While the impact was being felt more in Europe and the United States (US) during the crisis, increasingly it was becoming an issue in Malaysia. Malaysia has appeared to be in a prepared position to manage the spill over effects of the turmoil given that it has experienced and learnt the lesson of such crisis in just over ten year ago. From that, Malaysia is now said to be resilient to face shocks to the system as the effort of strengthening the foundation has been done. This has then ensured Malaysia to maintain its condition in the time crisis. Though the bank regulation is much better now, Malaysia should not take for granted that crisis could not happen following from greater capital account liberalization. Thus, further enhancement in the current regulation is needed. The difficult decision is how much to regulate lies in the tradeoffs associated within financial regulation. While too much regulation can constrain the credit channel and slow productivity, too little would only encourage risky activities in the financial sector. This was the exact dilemma regulators faced in the wake of the Asian Financial Crisis. The recent Financial Crises in Europe and US posed a key downside risk to domestic growth prospect. So far, the response on the domestic economy has been manageable. Deposit insurance is not to blame for this banking crisis; instead it is the existence of government safety net. It is where the government stand ready to bail out banks whether deposit insurance is an important feature of the regulatory environment or not. Furthermore, it is also the cause of the increase in moral hazard incentives for excessive risk taking on the part of banks. Therefore, there is a need to restructure and reform the financial regulatory.

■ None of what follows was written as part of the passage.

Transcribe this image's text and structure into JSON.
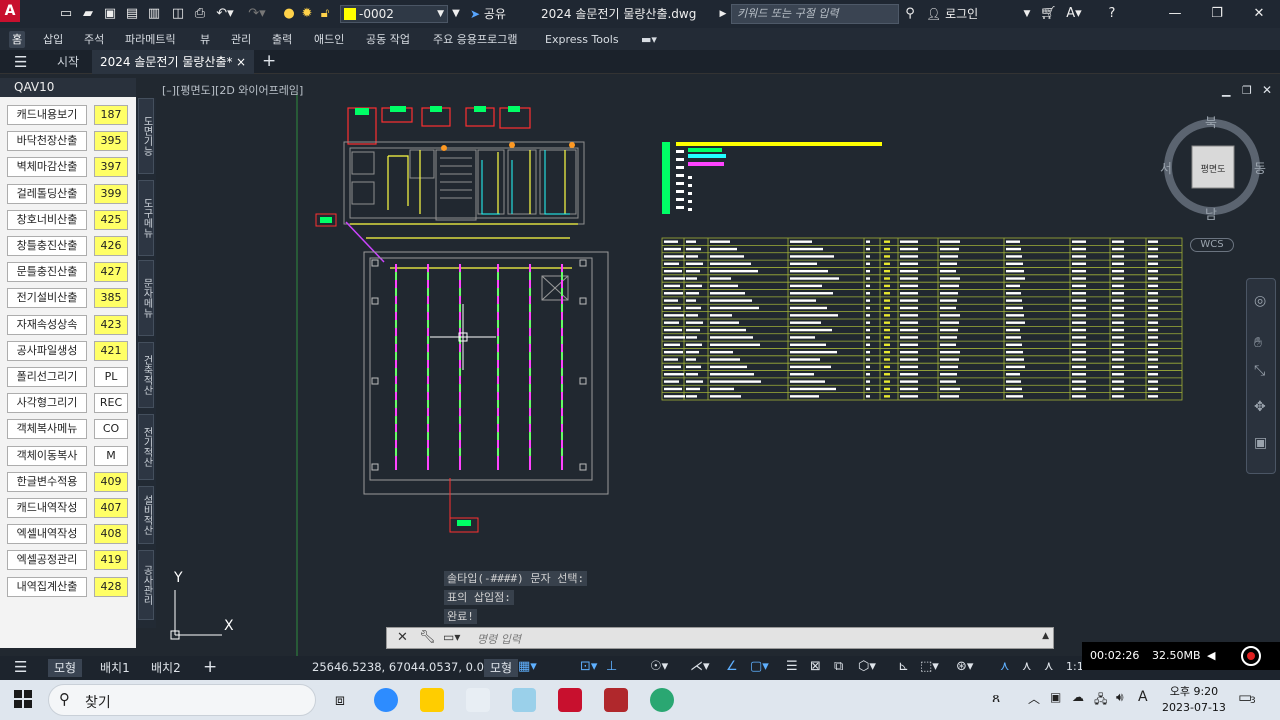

During the Asian crisis, the activity of indiscriminate lending to corporate sector was noted. This can be seen through the investment activity which was in excessive in comparison to many economies in Asia. Statistics has shown that the ratio of investment to GDP exceeding 35% (Bank Negara Malaysia, 2008). The imprudent lending practise was also seen to be contributed to sub-prime crisis. The building of excess and increasing asset values was also built up by the low interest rate environment. There is also lack of capacity to manage the increased risk associated with the transformation of the financial sector. However, for Malaysia, the impact of these developments of crisis would be limited as the expectation of Bank Negara Malaysia (BNM) in terms of governance and risk management were already well aligned with the specific risk profiles of individual institutions. Zamani Abdul Ghani, Deputy Governor of BNM at that time, added that, “BNM had continued to focus on developing and consolidating a comprehensive set of standards on corporate governance and risk management practices at the height of the financial crisis.” In Malaysia, the financial institutions are all...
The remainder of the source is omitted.